McNamara gets her revenge today, from the headline, “A vulture gets plucked,” to the ending:

As Regan predicted, my book made a quick trip to the remainder table, but Regan developed an interest in psychiatry after all. “I listened carefully, and what went through my mind surprised me,” she said of her now-shelved interview with Simpson. “Mental illness. Thought-process disorder. No empathy. Malignant narcissism.” Kind of what went through my mind when I heard that Judith Regan was behind this debacle.

Wow. Vicious stuff. And I definitely mean that in a good way.

Where’s Soy Bomb?

I finally got around to watching the DVD that comes with the “limited edition” version of Bob Dylan’s “Modern Times.” And the notorious “Soy Bomb” moment that occurred as Dylan performed “Love Sick” at the 1997 Grammy Awards, in February 1998, has somehow been edited out.

What happened? Is it simply a different camera angle? Were more-drastic measures taken? A concert clip isn’t journalism, but is this kind of rewrite ethical or not?

Here is the original, unedited clip, complete with Soy Bomb writhing away as Dylan tries to ignore him:
[youtube http://www.youtube.com/watch?v=boGrq8VdDEE]
The editing makes for a smoother viewing experience, I suppose. But it’s not what happened.

Tuning in to Al-Jazeera

Globalvision‘s Danny Schechter and Rory O’Connor have posted a three-minute video commentary on the debut of the English-language Al-Jazeera International channel. It’s worth checking out. Schechter and O’Connor want American cable operators to carry the channel, which they have so far declined to do. But I’m not sure whether that’s all that important.

After all, you can watch a live stream of Al-Jazeera International right here. And if you don’t mind a low-quality stream that has to be refreshed every 15 minutes, you don’t even have to pay. It’s a great example of the increasing irrelevance of big media companies, and it will become more of an option over the next few years, as television and the Internet become one.

Two dissenting voices.

First, the extremely predictable Jeff Jarvis responds with his standard critique: They’re clueless! To wit: “It’s foolish that they try to charge a monthly fee for watching the stream and even more foolish that they based the business on getting cable carriage. If they’d just put the channel up online, they’d be getting a huge audience today.” Hmmm … well, maybe. Somehow, though, I don’t think HBO would be doing as well if it were streaming for free on the Web. (And, as Jarvis acknowledges, Al-Jazeera International is streaming for free — just not the way he’d like.)

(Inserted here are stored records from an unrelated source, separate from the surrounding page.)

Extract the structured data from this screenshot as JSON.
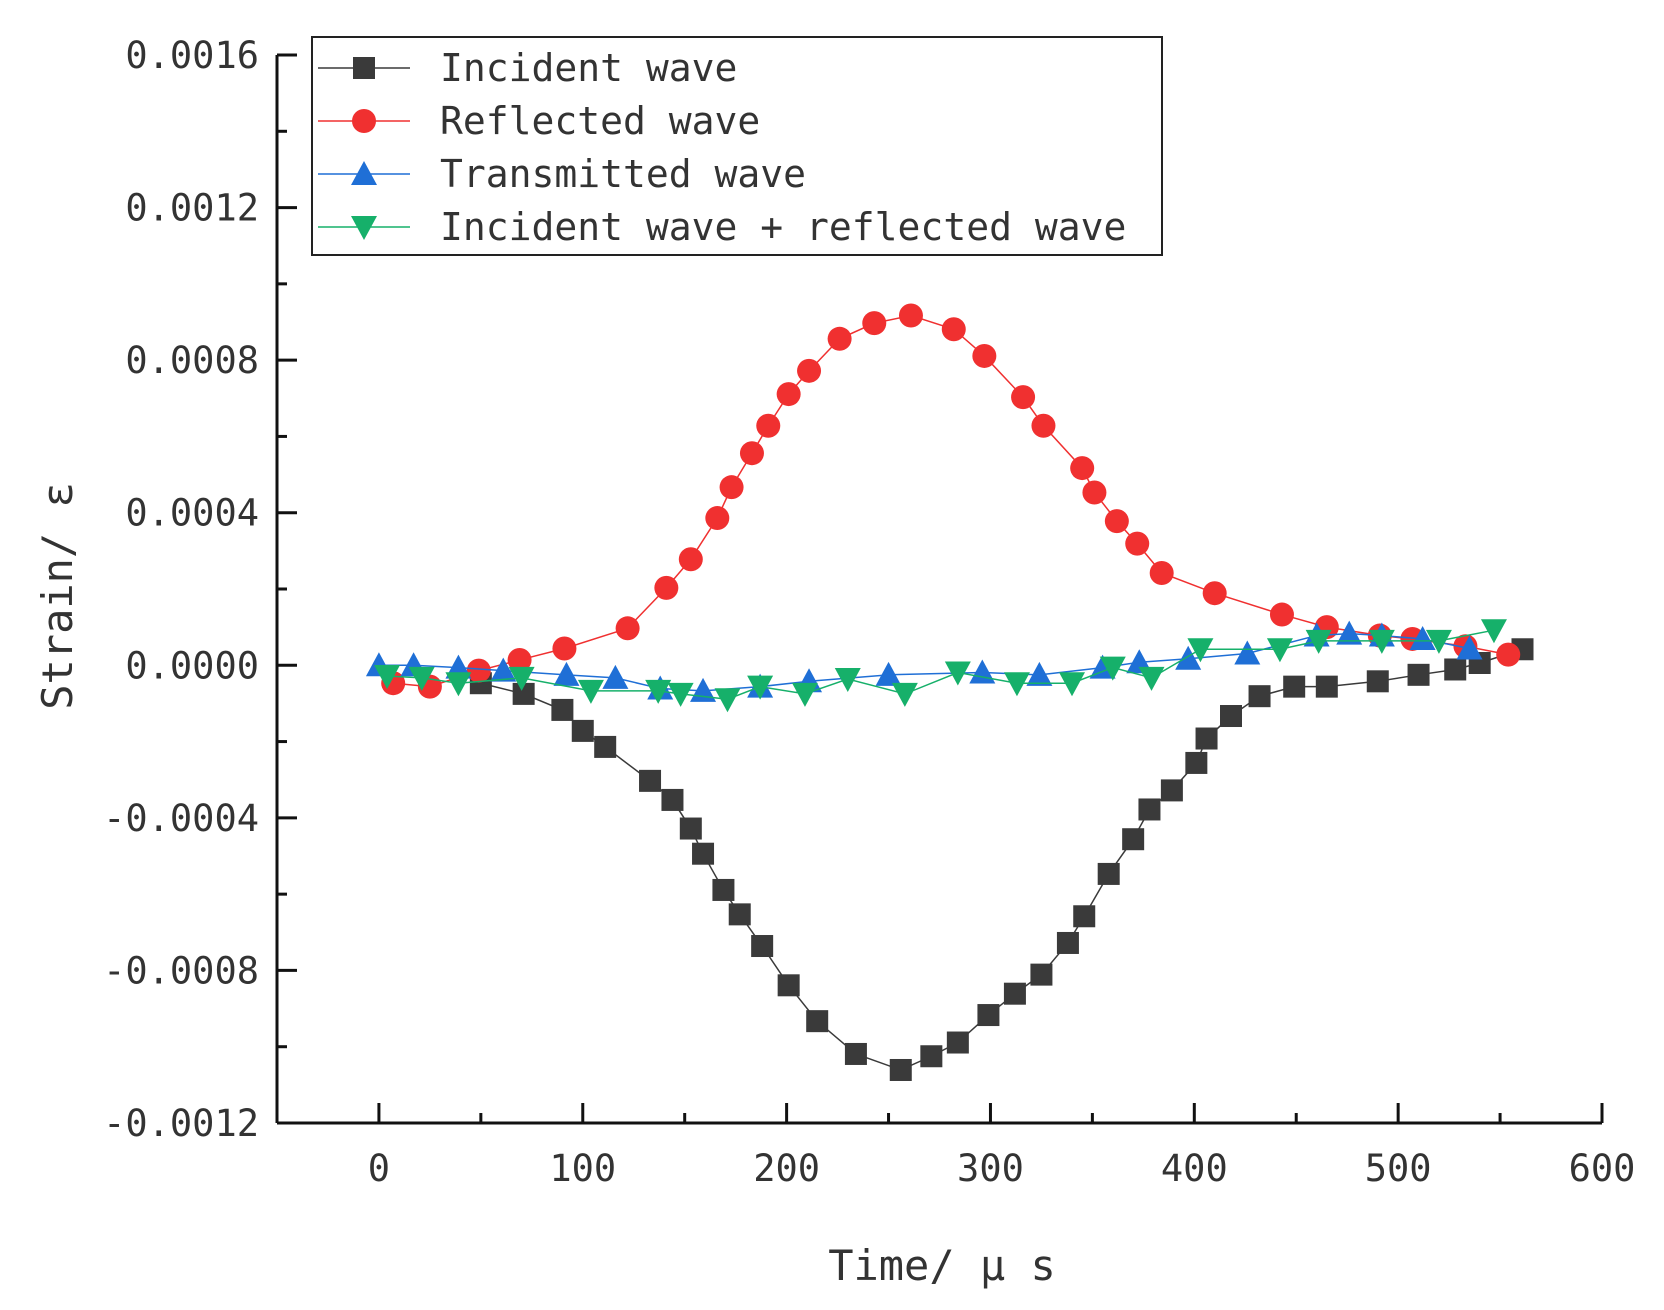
{
  "chart_data": {
    "type": "line",
    "title": "",
    "xlabel": "Time/ μ s",
    "ylabel": "Strain/ ε",
    "xlim": [
      -50,
      600
    ],
    "ylim": [
      -0.0012,
      0.0016
    ],
    "xticks": [
      0,
      100,
      200,
      300,
      400,
      500,
      600
    ],
    "xtick_labels": [
      "0",
      "100",
      "200",
      "300",
      "400",
      "500",
      "600"
    ],
    "yticks": [
      -0.0012,
      -0.0008,
      -0.0004,
      0,
      0.0004,
      0.0008,
      0.0012,
      0.0016
    ],
    "ytick_labels": [
      "-0.0012",
      "-0.0008",
      "-0.0004",
      "0.0000",
      "0.0004",
      "0.0008",
      "0.0012",
      "0.0016"
    ],
    "grid": false,
    "legend_position": "top-left",
    "series": [
      {
        "name": "Incident wave",
        "marker": "square",
        "color": "#3a3a3a",
        "x": [
          50,
          71,
          90,
          100,
          111,
          133,
          144,
          153,
          159,
          169,
          177,
          188,
          201,
          215,
          234,
          256,
          271,
          284,
          299,
          312,
          325,
          338,
          346,
          358,
          370,
          378,
          389,
          401,
          406,
          418,
          432,
          449,
          465,
          490,
          510,
          528,
          540,
          561
        ],
        "y": [
          -4.7e-05,
          -7.5e-05,
          -0.000117,
          -0.000172,
          -0.000214,
          -0.000303,
          -0.000353,
          -0.000428,
          -0.000494,
          -0.000589,
          -0.000653,
          -0.000736,
          -0.000839,
          -0.000933,
          -0.001019,
          -0.001061,
          -0.001025,
          -0.000989,
          -0.000917,
          -0.000861,
          -0.000811,
          -0.000728,
          -0.000658,
          -0.000547,
          -0.000456,
          -0.000378,
          -0.000328,
          -0.000256,
          -0.000192,
          -0.000133,
          -8.1e-05,
          -5.6e-05,
          -5.6e-05,
          -4.2e-05,
          -2.5e-05,
          -1.1e-05,
          6e-06,
          4.2e-05
        ]
      },
      {
        "name": "Reflected wave",
        "marker": "circle",
        "color": "#f03030",
        "x": [
          7,
          25,
          49,
          69,
          91,
          122,
          141,
          153,
          166,
          173,
          183,
          191,
          201,
          211,
          226,
          243,
          261,
          282,
          297,
          316,
          326,
          345,
          351,
          362,
          372,
          384,
          410,
          443,
          465,
          491,
          507,
          533,
          554
        ],
        "y": [
          -4.7e-05,
          -5.6e-05,
          -1.4e-05,
          1.4e-05,
          4.4e-05,
          9.7e-05,
          0.000203,
          0.000278,
          0.000386,
          0.000467,
          0.000556,
          0.000628,
          0.000711,
          0.000772,
          0.000856,
          0.000897,
          0.000917,
          0.000881,
          0.000811,
          0.000703,
          0.000628,
          0.000517,
          0.000453,
          0.000378,
          0.000319,
          0.000242,
          0.000189,
          0.000133,
          0.0001,
          7.8e-05,
          6.9e-05,
          5e-05,
          2.8e-05
        ]
      },
      {
        "name": "Transmitted wave",
        "marker": "triangle-up",
        "color": "#1f6fd6",
        "x": [
          0,
          17,
          39,
          61,
          92,
          116,
          138,
          159,
          187,
          211,
          250,
          296,
          324,
          355,
          373,
          397,
          426,
          460,
          476,
          492,
          512,
          535
        ],
        "y": [
          0,
          0,
          -6e-06,
          -1.4e-05,
          -2.5e-05,
          -3.3e-05,
          -6.1e-05,
          -6.7e-05,
          -5.6e-05,
          -4.2e-05,
          -2.5e-05,
          -1.9e-05,
          -2.5e-05,
          -6e-06,
          8e-06,
          1.7e-05,
          3.1e-05,
          7.8e-05,
          8.3e-05,
          7.8e-05,
          6.9e-05,
          4.4e-05
        ]
      },
      {
        "name": "Incident wave + reflected wave",
        "marker": "triangle-down",
        "color": "#16b06a",
        "x": [
          4,
          21,
          39,
          70,
          104,
          137,
          148,
          171,
          187,
          209,
          230,
          258,
          284,
          313,
          340,
          360,
          379,
          403,
          442,
          461,
          492,
          520,
          547
        ],
        "y": [
          -2.8e-05,
          -3.3e-05,
          -4.7e-05,
          -3.3e-05,
          -6.7e-05,
          -6.7e-05,
          -7.5e-05,
          -8.9e-05,
          -5.6e-05,
          -7.5e-05,
          -3.6e-05,
          -7.5e-05,
          -1.9e-05,
          -4.7e-05,
          -4.7e-05,
          -6e-06,
          -3.3e-05,
          4.2e-05,
          4.2e-05,
          6.4e-05,
          6.4e-05,
          6.4e-05,
          9.2e-05
        ]
      }
    ]
  }
}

Second, a woman with the unlikely name of Cinnamon Stillwell has written a commentary for a Web site called Family Security Matters that begins with this introduction:

It is unthinkable that America would allow avowed enemies to move here, set down roots, flourish and grow, and then manipulate our citizens into thinking that our own government is the enemy rather than they. Yet as FSM Contributing Editor Cinnamon Stillwell points out, this abomination is exactly what has happened with Al Jazeera International as it sets up shop right under our noses in Washington, D.C. Imagine that!

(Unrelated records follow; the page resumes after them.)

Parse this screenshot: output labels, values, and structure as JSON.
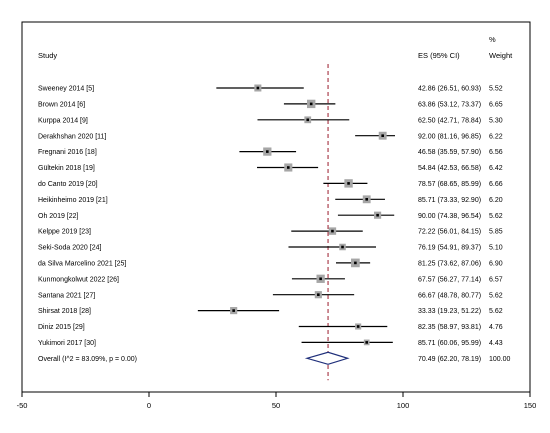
{
  "chart_data": {
    "type": "forest",
    "columns": {
      "study_header": "Study",
      "es_header": "ES (95% CI)",
      "weight_header_top": "%",
      "weight_header_bottom": "Weight"
    },
    "studies": [
      {
        "label": "Sweeney 2014 [5]",
        "es": 42.86,
        "lo": 26.51,
        "hi": 60.93,
        "es_text": "42.86 (26.51, 60.93)",
        "weight": "5.52"
      },
      {
        "label": "Brown  2014 [6]",
        "es": 63.86,
        "lo": 53.12,
        "hi": 73.37,
        "es_text": "63.86 (53.12, 73.37)",
        "weight": "6.65"
      },
      {
        "label": "Kurppa 2014 [9]",
        "es": 62.5,
        "lo": 42.71,
        "hi": 78.84,
        "es_text": "62.50 (42.71, 78.84)",
        "weight": "5.30"
      },
      {
        "label": "Derakhshan 2020 [11]",
        "es": 92.0,
        "lo": 81.16,
        "hi": 96.85,
        "es_text": "92.00 (81.16, 96.85)",
        "weight": "6.22"
      },
      {
        "label": "Fregnani 2016 [18]",
        "es": 46.58,
        "lo": 35.59,
        "hi": 57.9,
        "es_text": "46.58 (35.59, 57.90)",
        "weight": "6.56"
      },
      {
        "label": "Gültekin 2018 [19]",
        "es": 54.84,
        "lo": 42.53,
        "hi": 66.58,
        "es_text": "54.84 (42.53, 66.58)",
        "weight": "6.42"
      },
      {
        "label": "do Canto 2019 [20]",
        "es": 78.57,
        "lo": 68.65,
        "hi": 85.99,
        "es_text": "78.57 (68.65, 85.99)",
        "weight": "6.66"
      },
      {
        "label": "Heikinheimo 2019 [21]",
        "es": 85.71,
        "lo": 73.33,
        "hi": 92.9,
        "es_text": "85.71 (73.33, 92.90)",
        "weight": "6.20"
      },
      {
        "label": "Oh 2019 [22]",
        "es": 90.0,
        "lo": 74.38,
        "hi": 96.54,
        "es_text": "90.00 (74.38, 96.54)",
        "weight": "5.62"
      },
      {
        "label": "Kelppe 2019 [23]",
        "es": 72.22,
        "lo": 56.01,
        "hi": 84.15,
        "es_text": "72.22 (56.01, 84.15)",
        "weight": "5.85"
      },
      {
        "label": "Seki-Soda 2020 [24]",
        "es": 76.19,
        "lo": 54.91,
        "hi": 89.37,
        "es_text": "76.19 (54.91, 89.37)",
        "weight": "5.10"
      },
      {
        "label": "da Silva Marcelino 2021 [25]",
        "es": 81.25,
        "lo": 73.62,
        "hi": 87.06,
        "es_text": "81.25 (73.62, 87.06)",
        "weight": "6.90"
      },
      {
        "label": "Kunmongkolwut 2022 [26]",
        "es": 67.57,
        "lo": 56.27,
        "hi": 77.14,
        "es_text": "67.57 (56.27, 77.14)",
        "weight": "6.57"
      },
      {
        "label": "Santana 2021 [27]",
        "es": 66.67,
        "lo": 48.78,
        "hi": 80.77,
        "es_text": "66.67 (48.78, 80.77)",
        "weight": "5.62"
      },
      {
        "label": "Shirsat 2018 [28]",
        "es": 33.33,
        "lo": 19.23,
        "hi": 51.22,
        "es_text": "33.33 (19.23, 51.22)",
        "weight": "5.62"
      },
      {
        "label": "Diniz 2015 [29]",
        "es": 82.35,
        "lo": 58.97,
        "hi": 93.81,
        "es_text": "82.35 (58.97, 93.81)",
        "weight": "4.76"
      },
      {
        "label": "Yukimori 2017 [30]",
        "es": 85.71,
        "lo": 60.06,
        "hi": 95.99,
        "es_text": "85.71 (60.06, 95.99)",
        "weight": "4.43"
      }
    ],
    "overall": {
      "label": "Overall  (I^2 = 83.09%, p = 0.00)",
      "es": 70.49,
      "lo": 62.2,
      "hi": 78.19,
      "es_text": "70.49 (62.20, 78.19)",
      "weight": "100.00"
    },
    "xlim": [
      -50,
      150
    ],
    "xticks": [
      -50,
      0,
      50,
      100,
      150
    ],
    "reference_line": 70.49,
    "colors": {
      "ci_line": "#000000",
      "marker_box": "#a6a6a6",
      "diamond": "#1f2f7a",
      "ref_line": "#9b1b2c",
      "frame": "#000000"
    }
  }
}
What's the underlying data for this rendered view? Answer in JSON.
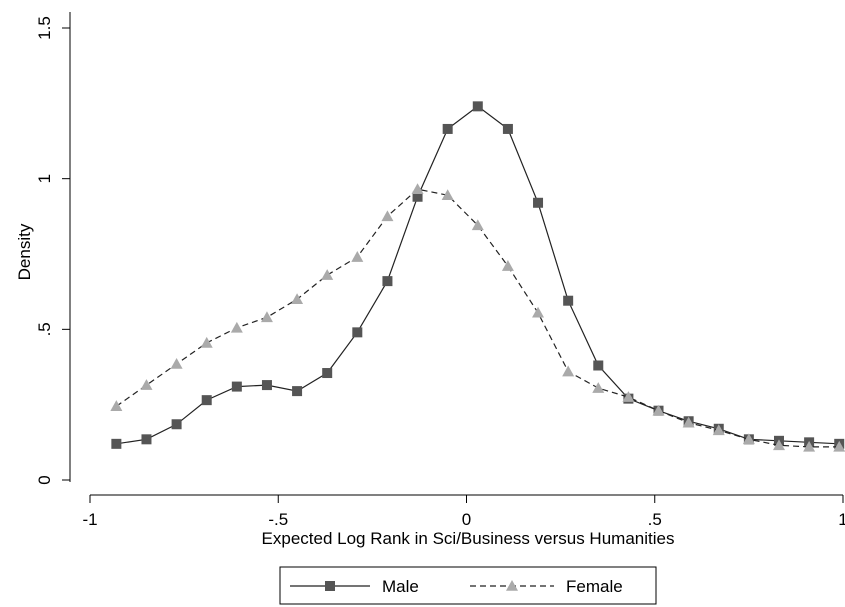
{
  "chart_data": {
    "type": "line",
    "xlabel": "Expected Log Rank in Sci/Business versus Humanities",
    "ylabel": "Density",
    "xlim": [
      -1,
      1
    ],
    "ylim": [
      0,
      1.5
    ],
    "xticks": [
      -1,
      -0.5,
      0,
      0.5,
      1
    ],
    "xtick_labels": [
      "-1",
      "-.5",
      "0",
      ".5",
      "1"
    ],
    "yticks": [
      0,
      0.5,
      1,
      1.5
    ],
    "ytick_labels": [
      "0",
      ".5",
      "1",
      "1.5"
    ],
    "grid": false,
    "legend_position": "bottom",
    "series": [
      {
        "name": "Male",
        "line_style": "solid",
        "marker": "square",
        "color": "#555555",
        "x": [
          -0.93,
          -0.85,
          -0.77,
          -0.69,
          -0.61,
          -0.53,
          -0.45,
          -0.37,
          -0.29,
          -0.21,
          -0.13,
          -0.05,
          0.03,
          0.11,
          0.19,
          0.27,
          0.35,
          0.43,
          0.51,
          0.59,
          0.67,
          0.75,
          0.83,
          0.91,
          0.99
        ],
        "y": [
          0.12,
          0.135,
          0.185,
          0.265,
          0.31,
          0.315,
          0.295,
          0.355,
          0.49,
          0.66,
          0.94,
          1.165,
          1.24,
          1.165,
          0.92,
          0.595,
          0.38,
          0.27,
          0.23,
          0.195,
          0.17,
          0.135,
          0.13,
          0.125,
          0.12
        ]
      },
      {
        "name": "Female",
        "line_style": "dashed",
        "marker": "triangle",
        "color": "#aaaaaa",
        "x": [
          -0.93,
          -0.85,
          -0.77,
          -0.69,
          -0.61,
          -0.53,
          -0.45,
          -0.37,
          -0.29,
          -0.21,
          -0.13,
          -0.05,
          0.03,
          0.11,
          0.19,
          0.27,
          0.35,
          0.43,
          0.51,
          0.59,
          0.67,
          0.75,
          0.83,
          0.91,
          0.99
        ],
        "y": [
          0.245,
          0.315,
          0.385,
          0.455,
          0.505,
          0.54,
          0.6,
          0.68,
          0.74,
          0.875,
          0.965,
          0.945,
          0.845,
          0.71,
          0.555,
          0.36,
          0.305,
          0.275,
          0.23,
          0.19,
          0.165,
          0.135,
          0.115,
          0.11,
          0.11
        ]
      }
    ]
  }
}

I’m going to confess that I have not slogged all the way through Stillwell’s screed. I just wanted to point out that the notion that Ignorance Is Good is alive and well. I mean, why on earth would we want to know what Al-Jazeera is reporting? Is Stillwell afraid we might learn something?

Personally, I would rather see the regular, Arabic-language Al-Jazeera channel with subtitles than Al-Jazeera International. Though I don’t think Al-Jazeera is quite the spawn of Satan that its critics would have it, I am curious to know whether the message it tells its viewers in the Arab and Muslim world is different from what it streams to the West.

A big loss

Speaking of Herald blogs, Adam Reilly confirms, via State House News Service, that the paper has lost its best blogger, political reporter Kimberly Atkins, who’s moving to Washington.

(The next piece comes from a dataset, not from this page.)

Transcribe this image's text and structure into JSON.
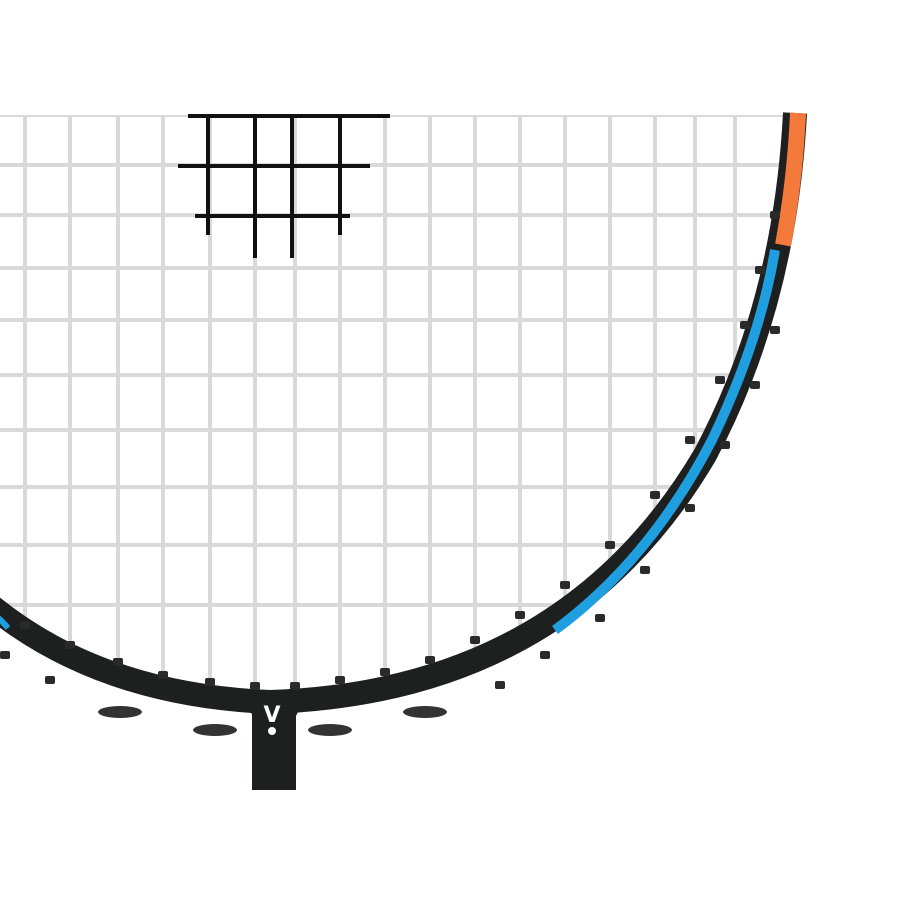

Atkins is skilled at negotiating the line between working as a straight-news reporter for print and projecting her own voice online. She mainly did it by making her blog, the Daily Briefing, interactive, with readers contributing ideas not just for the blog but for print as well.

There’s talk that the Herald may find a way to keep her blogging from her new home. That would be good news.